A former senior vice president of Wells Fargo has filed a lawsuit alleging she was raped by a colleague, and is accusing three other co-workers of enabling the assault.
And when she raised the incident with Wells Fargo officials, the bank did not expeditiously investigate the allegations, the lawsuit claims.
The accuser, referred to as Jane Doe in the suit, names Eric R. Pagel, a Wells Fargo senior investment strategist and managing director, as her alleged attacker. She alleges Pagel repeatedly subjected her to unwanted advances, groping and sexually denigrating comments, both before and after the alleged incident took place.
It was not immediately clear whether Pagel continues to work at Wells Fargo. Reached by text message, he referred a request for comment to Wells Fargo, which issued a brief statement.
“We take all allegations of misconduct very seriously,” spokesperson Richele Messick said in an email. “We just learned of the lawsuit today and are reviewing it.”
The accusations represent another negative mark for a bank that has faced numerous federal inquiries into its practices. Most recently, it paid $3.7 billion to settle a slew of alleged consumer abuses in the wake of what regulators called its “rinse-repeat cycle of violating the law.”
Wells Fargo has also been the subject of media reports describing a “toxic culture” that led to employees creating millions of fake bank accounts, a scandal that led to the ouster of longtime CEO John Stumpf.
According to Jane Doe’s complaint, filed Thursday, the alleged attack occurred during a business trip to Bakersfield, California, on Jan. 23, 2020. That evening, the complaint states, Doe and the defendants went to dinner and a bar, where they “consumed copious amounts of alcohol, and Doe became intoxicated.”
Afterward, David Weitzel, a senior vice president named as a defendant by Doe, walked Doe back to her hotel room. Soon thereafter, Pagel knocked on her door, forced his way in and raped her, the complaint states.
Reached by text message, Weitzel indicated he and the other defendants named in the suit, Mark Peterson and Brian Ray, did not yet have an attorney. Weitzel declined to respond to additional follow-up questions. Peterson and Ray could not be reached for comment.
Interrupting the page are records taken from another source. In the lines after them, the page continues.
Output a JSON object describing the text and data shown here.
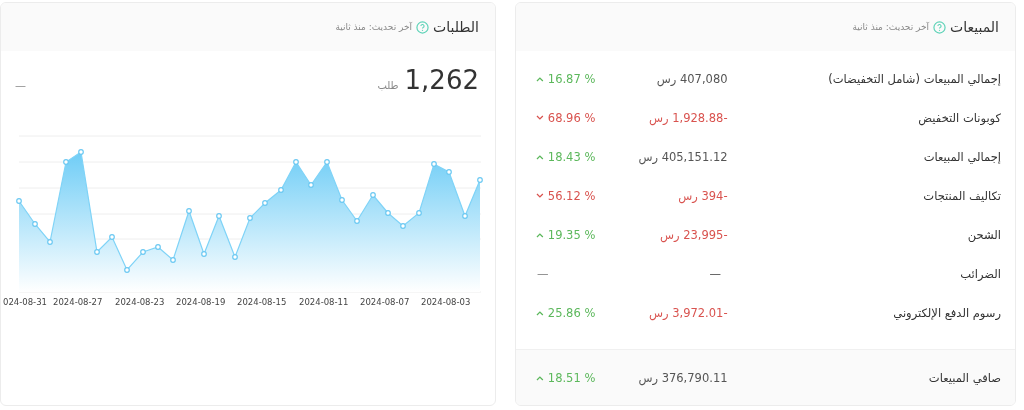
{
  "sales": {
    "title": "المبيعات",
    "subtitle": "آخر تحديث: منذ ثانية",
    "rows": [
      {
        "label": "إجمالي المبيعات (شامل التخفيضات)",
        "value": "407,080 رس",
        "negative": false,
        "change": "16.87 %",
        "caret": true,
        "rising": true
      },
      {
        "label": "كوبونات التخفيض",
        "value": "-1,928.88 رس",
        "negative": true,
        "change": "68.96 %",
        "caret": true,
        "rising": false
      },
      {
        "label": "إجمالي المبيعات",
        "value": "405,151.12 رس",
        "negative": false,
        "change": "18.43 %",
        "caret": true,
        "rising": true
      },
      {
        "label": "تكاليف المنتجات",
        "value": "-394 رس",
        "negative": true,
        "change": "56.12 %",
        "caret": true,
        "rising": false
      },
      {
        "label": "الشحن",
        "value": "-23,995 رس",
        "negative": true,
        "change": "19.35 %",
        "caret": true,
        "rising": true
      },
      {
        "label": "الضرائب",
        "value": "—",
        "negative": false,
        "change": "—",
        "caret": false
      },
      {
        "label": "رسوم الدفع الإلكتروني",
        "value": "-3,972.01 رس",
        "negative": true,
        "change": "25.86 %",
        "caret": true,
        "rising": true
      }
    ],
    "total": {
      "label": "صافي المبيعات",
      "value": "376,790.11 رس",
      "negative": false,
      "change": "18.51 %",
      "caret": true,
      "rising": true
    }
  },
  "orders": {
    "title": "الطلبات",
    "subtitle": "آخر تحديث: منذ ثانية",
    "count": "1,262",
    "unit": "طلب",
    "change": "—",
    "x_labels": [
      "2024-08-03",
      "2024-08-07",
      "2024-08-11",
      "2024-08-15",
      "2024-08-19",
      "2024-08-23",
      "2024-08-27",
      "024-08-31"
    ]
  }
}
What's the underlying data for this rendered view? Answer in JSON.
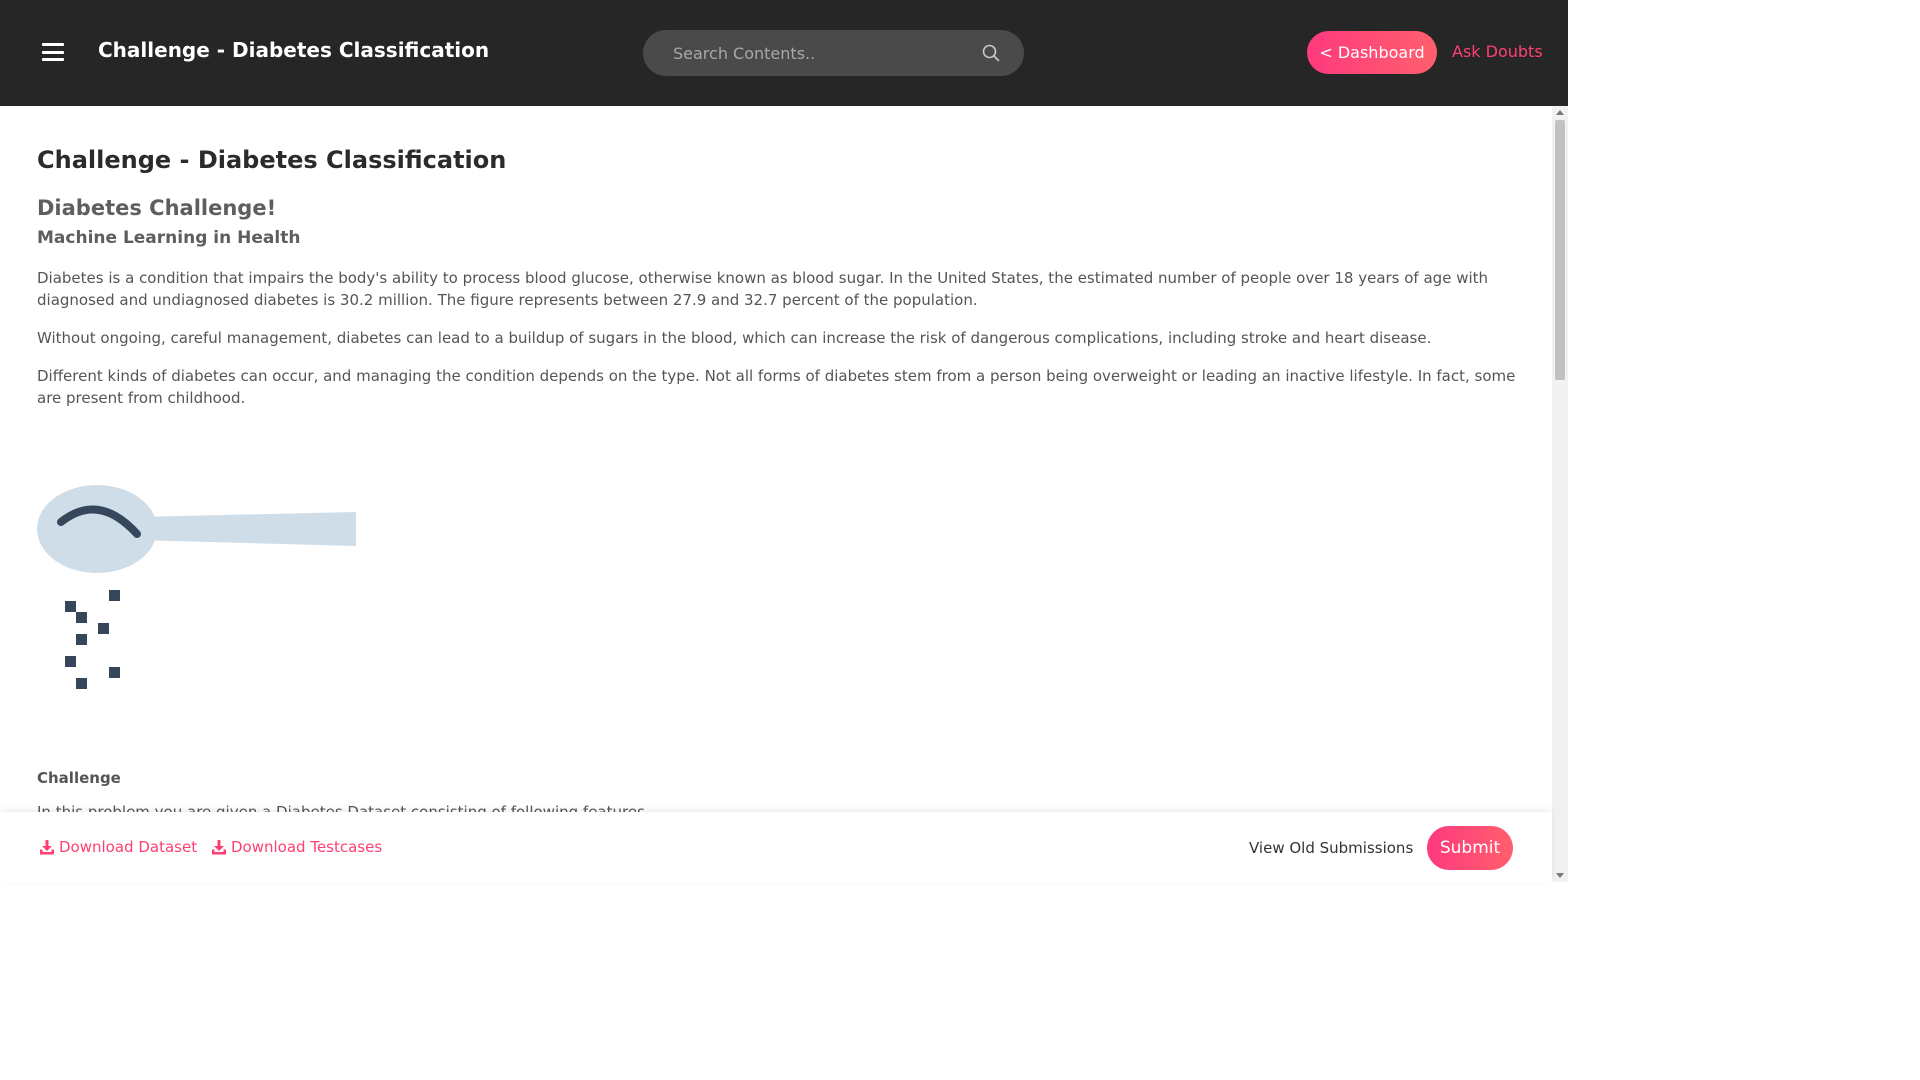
{
  "header": {
    "title": "Challenge - Diabetes Classification",
    "search_placeholder": "Search Contents..",
    "dashboard_label": "< Dashboard",
    "ask_doubts_label": "Ask Doubts"
  },
  "main": {
    "page_title": "Challenge - Diabetes Classification",
    "heading": "Diabetes Challenge!",
    "subheading": "Machine Learning in Health",
    "paragraphs": [
      "Diabetes is a condition that impairs the body's ability to process blood glucose, otherwise known as blood sugar. In the United States, the estimated number of people over 18 years of age with diagnosed and undiagnosed diabetes is 30.2 million. The figure represents between 27.9 and 32.7 percent of the population.",
      "Without ongoing, careful management, diabetes can lead to a buildup of sugars in the blood, which can increase the risk of dangerous complications, including stroke and heart disease.",
      "Different kinds of diabetes can occur, and managing the condition depends on the type. Not all forms of diabetes stem from a person being overweight or leading an inactive lifestyle. In fact, some are present from childhood."
    ],
    "section_heading": "Challenge",
    "cut_paragraph": "In this problem you are given a Diabetes Dataset consisting of following features"
  },
  "footer": {
    "download_dataset_label": "Download Dataset",
    "download_testcases_label": "Download Testcases",
    "view_old_label": "View Old Submissions",
    "submit_label": "Submit"
  },
  "icons": {
    "menu": "hamburger-menu-icon",
    "search": "search-icon",
    "download": "download-icon",
    "illustration": "sugar-spoon-illustration"
  },
  "colors": {
    "topbar": "#262626",
    "accent": "#ff3f73",
    "spoon": "#cfdde8",
    "sugar": "#36475c"
  }
}
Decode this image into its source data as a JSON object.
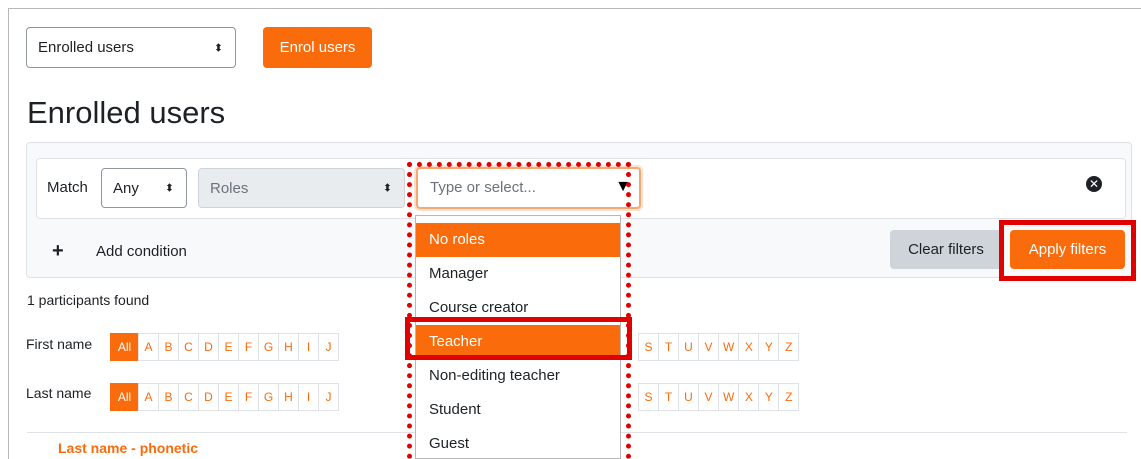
{
  "top": {
    "view_select": "Enrolled users",
    "enrol_button": "Enrol users"
  },
  "page_title": "Enrolled users",
  "filter": {
    "match_label": "Match",
    "match_value": "Any",
    "type_value": "Roles",
    "autocomplete_placeholder": "Type or select...",
    "add_condition": "Add condition",
    "clear_filters": "Clear filters",
    "apply_filters": "Apply filters"
  },
  "participants_found": "1 participants found",
  "initials_bar": {
    "first_name_label": "First name",
    "last_name_label": "Last name",
    "all_label": "All",
    "letters_left": [
      "A",
      "B",
      "C",
      "D",
      "E",
      "F",
      "G",
      "H",
      "I",
      "J"
    ],
    "letters_right": [
      "S",
      "T",
      "U",
      "V",
      "W",
      "X",
      "Y",
      "Z"
    ]
  },
  "table": {
    "column_header": "Last name - phonetic"
  },
  "role_options": [
    "No roles",
    "Manager",
    "Course creator",
    "Teacher",
    "Non-editing teacher",
    "Student",
    "Guest"
  ],
  "colors": {
    "accent": "#f96b0b",
    "annotation": "#e00000"
  }
}
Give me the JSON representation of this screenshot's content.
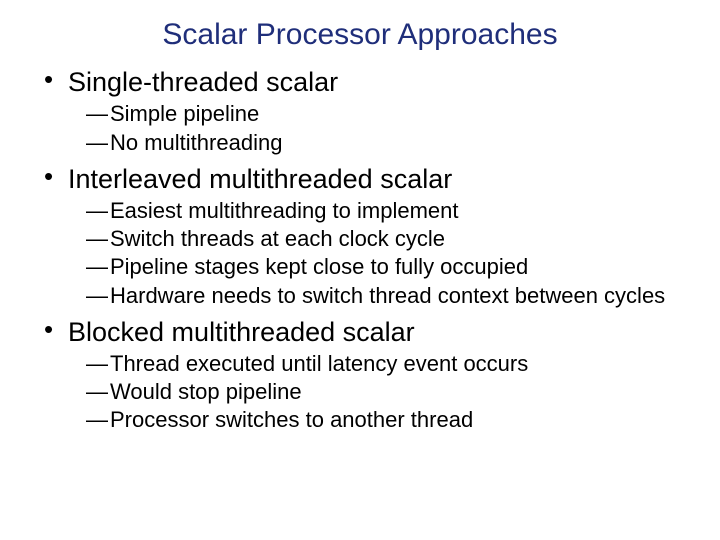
{
  "title": "Scalar Processor Approaches",
  "items": [
    {
      "label": "Single-threaded scalar",
      "sub": [
        "Simple pipeline",
        "No multithreading"
      ]
    },
    {
      "label": "Interleaved multithreaded scalar",
      "sub": [
        "Easiest multithreading to implement",
        "Switch threads at each clock cycle",
        "Pipeline stages kept close to fully occupied",
        "Hardware needs to switch thread context between cycles"
      ]
    },
    {
      "label": "Blocked multithreaded scalar",
      "sub": [
        "Thread executed until latency event occurs",
        "Would stop pipeline",
        "Processor switches to another thread"
      ]
    }
  ]
}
About a week later, Doe says in the complaint, she confronted Pagel, and he admitted the pair had sex multiple times. Doe’s suit alleges Pagel acknowledged that he knew she was intoxicated.
“For the ensuing months,” Doe states, she “was emotionally distressed to the point of paralysis with the thought of her sexual assault.” She also says Weitzel demonstrated a “cavalier attitude” when she pointed out further inappropriate comments.
Doe initially held off on making a formal complaint about the alleged attack through Wells Fargo’s formal channels because she was “too embarrassed and mortified” at the idea of doing so, “catastrophizing scenarios in her head whether she would be believed, blamed, ridiculed, retaliated against and somehow further victimized for speaking up,” the complaint states.
“However, as time passed with the perpetrators living as if nothing happened to her, she eventually built up the courage to speak up,” the complaint states.
On Nov. 13, 2020, Doe finally filed a formal complaint about the assault to the Wells Fargo’s ethics hotline. She subsequently lodged a formal complaint with the Los Angeles County Sheriff’s Department.
In response to her official complaint, Doe alleges in the suit, Wells Fargo retaliated against her by reassigning her clients to another employee without her input, excluding her from important client communications, and threatening to exclude her from lucrative accounts.
Doe says Wells Fargo did not begin its internal investigation in earnest until she made a formal charge with the U.S. Equal Employment Opportunity Commission (EEOC) in April 2021, five months after her internal complaint to the company.
In a statement, the EEOC said it does not comment on potential filings.
In July 2021, Doe resigned from Wells Fargo, Doe states in the complaint, “feeling her ongoing employment there “was intolerable to her wellbeing.”
Doe is seeking compensatory and punitive damages for lost wages and benefits, emotional distress, medical expenses, and attorneys’ fees.
“Our client was taken advantage of and raped by a superior, suffering trauma, betrayal, and an utter invasion of personal space that no one should be subjected to in any workplace,” the plaintiff’s attorney, Ron Zambrano of West Coast Trial Lawyers, said in a statement. “Wells Fargo’s response, just sitting on their hands and dragging their feet not even attempting to conduct a competent investigation, is absolutely unacceptable.”